И вот я осиротел. Ушел единственный человек, который действительно любил и знал меня с раннего детства. Брэндон встретил меня в те годы, когда я был всего лишь младшим сыном короля, принял мою сторону, когда Артур считался законным наследником.
Я протянул руку к величественному гробу.
— Я люблю тебя, — произнес я с проникновенностью, какой не слышала от меня ни одна женщина.
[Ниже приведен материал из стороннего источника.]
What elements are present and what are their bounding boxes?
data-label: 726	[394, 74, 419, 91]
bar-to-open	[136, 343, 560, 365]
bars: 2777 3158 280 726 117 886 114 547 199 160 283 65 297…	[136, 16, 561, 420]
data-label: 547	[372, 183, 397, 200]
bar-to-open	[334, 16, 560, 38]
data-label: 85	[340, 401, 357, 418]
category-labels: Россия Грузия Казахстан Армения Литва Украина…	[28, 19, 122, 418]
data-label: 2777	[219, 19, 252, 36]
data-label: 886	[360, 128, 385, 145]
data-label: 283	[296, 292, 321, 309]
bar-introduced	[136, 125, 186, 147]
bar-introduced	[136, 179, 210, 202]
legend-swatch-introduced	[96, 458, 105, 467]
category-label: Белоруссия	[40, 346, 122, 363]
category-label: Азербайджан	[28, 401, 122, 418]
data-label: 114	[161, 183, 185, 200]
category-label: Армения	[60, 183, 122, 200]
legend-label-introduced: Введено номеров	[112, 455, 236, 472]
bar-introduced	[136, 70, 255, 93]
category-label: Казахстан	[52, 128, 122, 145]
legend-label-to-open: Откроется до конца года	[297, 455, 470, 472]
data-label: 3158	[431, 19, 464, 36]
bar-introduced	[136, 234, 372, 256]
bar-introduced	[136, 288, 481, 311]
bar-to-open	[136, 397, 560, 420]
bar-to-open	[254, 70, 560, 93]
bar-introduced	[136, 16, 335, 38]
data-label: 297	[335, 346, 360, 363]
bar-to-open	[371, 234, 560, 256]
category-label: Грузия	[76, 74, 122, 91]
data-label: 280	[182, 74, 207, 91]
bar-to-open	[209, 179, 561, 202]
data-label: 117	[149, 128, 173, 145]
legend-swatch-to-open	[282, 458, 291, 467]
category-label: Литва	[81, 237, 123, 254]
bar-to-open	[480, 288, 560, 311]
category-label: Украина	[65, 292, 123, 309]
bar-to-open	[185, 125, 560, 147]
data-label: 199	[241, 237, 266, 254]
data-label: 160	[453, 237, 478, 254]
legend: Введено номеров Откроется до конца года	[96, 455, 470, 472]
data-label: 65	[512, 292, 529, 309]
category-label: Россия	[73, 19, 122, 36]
Словно давая обет, я прижал ладонь к черному бархату и надолго замер в печальном молчании. Внезапно мою задумчивость нарушило тактичное покашливание, донесшееся из темной глубины храма. Рыцари терпеливо ждали, когда я соизволю освободить место возле погребального помоста для ритуального всенощного бдения. Я значительно сократил его срок — шел уже третий час ночи, скоро начнет светать.
С рассветом наступит день похорон Брэндона. Убрав руку с гроба, я оставил друга в покое, который и сам попытаюсь обрести в оставшиеся короткие ночные часы.
Государственные похороны, как и все прочие важные церемонии, проводились строго по протоколу. Моя бабушка, Маргарита Бофор, установила точные правила, коим надлежало неукоснительно следовать при рождении, венчании и похоронах высокородных особ. Она полагала, что каждое из этих событий связано с божественным таинством, а незыблемость и величие ритуала укрепят эту связь, побудив Господа ниспослать нам благодать и поддержку на долгие годы последующего бытия. Возможно, она была права. В любом случае я подчинялся ее эдикту и верил, что он угоден Господу.
* * *
Похороны назначили на восемь утра, после торжественного шествия началась поминальная служба. Целую ночь по покойному герцогу трезвонили колокола. После краткого благовеста из девяти ударов, возвестивших о кончине мужа, последовала череда из шестидесяти ударов, по одному на каждый год прожитой им жизни.